I attended as a guest several sessions of the Pathology of Inflammation class taught by Traci Wilgus.  One key thing I learned is that during wound healing, neutrophils that traffick to the wound don’t necessarily all apoptose there as had previously been thought. In zebrafish, they have been visualized trafficking back and forth repeatedly, to the wound and back out to the blood vessel.  Neutrophils have also been imaged tethering one to another, i.e., a neutrophil grabs onto another neutrophil.  The class described the several steps required for inflammatory cells to traffick from a blood vessel to the wounded tissue: rolling with weak binding to the vessel wall via selectins, activation with stronger binding to the vessel wall by integrins; firm adhesion and crawling along the vessel wall, and transmigration through the tissue along a chemokine gradient.  These steps require multiple specializations. I formulated a hypothesis, which Wilgus thought novel, that the reverse trafficking of neutrophils back out from the wound to the blood vessel may be in order to go fetch stem cells from elsewhere.  In this way the stem cells would not require all the specializations that neutrophils have in order to extravasate themselves; the neutrophils could carry them.  If this were correct, and if macrophages do the same thing, then the Tumor Microenvironment of Metastasis (TMEM) might be a co-option of a similar process  in macrophages. In this case, understanding the gradients that lead the inflammatory cells back to the wound carrying the stem cells could help illuminate the reasons why metastasis occurs to particular sites, and what local and systemic factors might affect when it occurs.

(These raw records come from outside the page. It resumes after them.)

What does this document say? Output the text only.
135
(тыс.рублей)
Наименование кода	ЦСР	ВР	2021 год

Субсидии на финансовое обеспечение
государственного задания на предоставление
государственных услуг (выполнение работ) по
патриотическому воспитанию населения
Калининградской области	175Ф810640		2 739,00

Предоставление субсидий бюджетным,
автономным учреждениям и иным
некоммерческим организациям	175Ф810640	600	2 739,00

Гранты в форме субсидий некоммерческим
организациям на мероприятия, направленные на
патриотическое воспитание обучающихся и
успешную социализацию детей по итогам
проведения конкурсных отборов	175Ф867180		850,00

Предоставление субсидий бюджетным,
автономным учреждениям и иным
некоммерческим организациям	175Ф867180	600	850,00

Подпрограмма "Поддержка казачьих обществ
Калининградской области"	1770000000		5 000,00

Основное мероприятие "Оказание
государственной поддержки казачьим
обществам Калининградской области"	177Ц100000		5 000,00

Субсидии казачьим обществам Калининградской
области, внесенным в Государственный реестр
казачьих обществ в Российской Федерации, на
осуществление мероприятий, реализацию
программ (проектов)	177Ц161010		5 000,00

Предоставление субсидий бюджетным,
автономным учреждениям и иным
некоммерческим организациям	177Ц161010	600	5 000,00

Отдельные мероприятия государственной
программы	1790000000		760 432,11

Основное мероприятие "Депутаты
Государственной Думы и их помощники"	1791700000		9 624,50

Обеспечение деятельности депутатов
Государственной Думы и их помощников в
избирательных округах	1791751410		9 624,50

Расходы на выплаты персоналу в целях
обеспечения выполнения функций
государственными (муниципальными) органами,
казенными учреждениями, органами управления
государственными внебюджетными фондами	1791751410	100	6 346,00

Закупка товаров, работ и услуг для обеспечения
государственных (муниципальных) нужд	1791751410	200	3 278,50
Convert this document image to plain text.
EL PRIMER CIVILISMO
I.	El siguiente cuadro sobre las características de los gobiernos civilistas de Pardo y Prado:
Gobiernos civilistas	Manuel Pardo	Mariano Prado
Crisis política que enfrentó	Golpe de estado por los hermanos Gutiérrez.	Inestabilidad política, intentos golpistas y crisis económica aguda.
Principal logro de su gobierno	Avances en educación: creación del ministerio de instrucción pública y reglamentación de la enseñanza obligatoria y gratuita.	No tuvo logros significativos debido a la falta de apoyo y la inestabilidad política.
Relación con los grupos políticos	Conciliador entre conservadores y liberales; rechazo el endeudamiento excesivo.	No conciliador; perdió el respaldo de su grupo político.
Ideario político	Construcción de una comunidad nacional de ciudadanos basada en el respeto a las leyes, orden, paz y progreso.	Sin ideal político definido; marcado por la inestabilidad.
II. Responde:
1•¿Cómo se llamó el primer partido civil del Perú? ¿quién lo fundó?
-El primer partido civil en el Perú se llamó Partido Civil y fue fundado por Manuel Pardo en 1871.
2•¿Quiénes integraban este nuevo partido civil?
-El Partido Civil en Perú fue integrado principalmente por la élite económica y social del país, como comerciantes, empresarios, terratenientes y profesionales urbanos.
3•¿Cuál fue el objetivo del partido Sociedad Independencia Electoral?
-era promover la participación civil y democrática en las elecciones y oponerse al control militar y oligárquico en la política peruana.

I presented a poster at the T2C Wound Healing conference at OSU, constituting a literature review of wound healing processes that might be related to metastatic and post-metastatic cancer.  I found one novel connection.

I learned from Lisa Christian that the Experience Sampling Method is used in many studies to track measurements of cytokine levels in the bloodstream of individual patients, longitudinally or under different conditions, with clinical variables. Data from such studies might be integrated into the model to be developed in Aim 3, for instance to select the most useful molecules or biomarkers to include in order to incorporate systemic factors affecting the tumor microenvironment.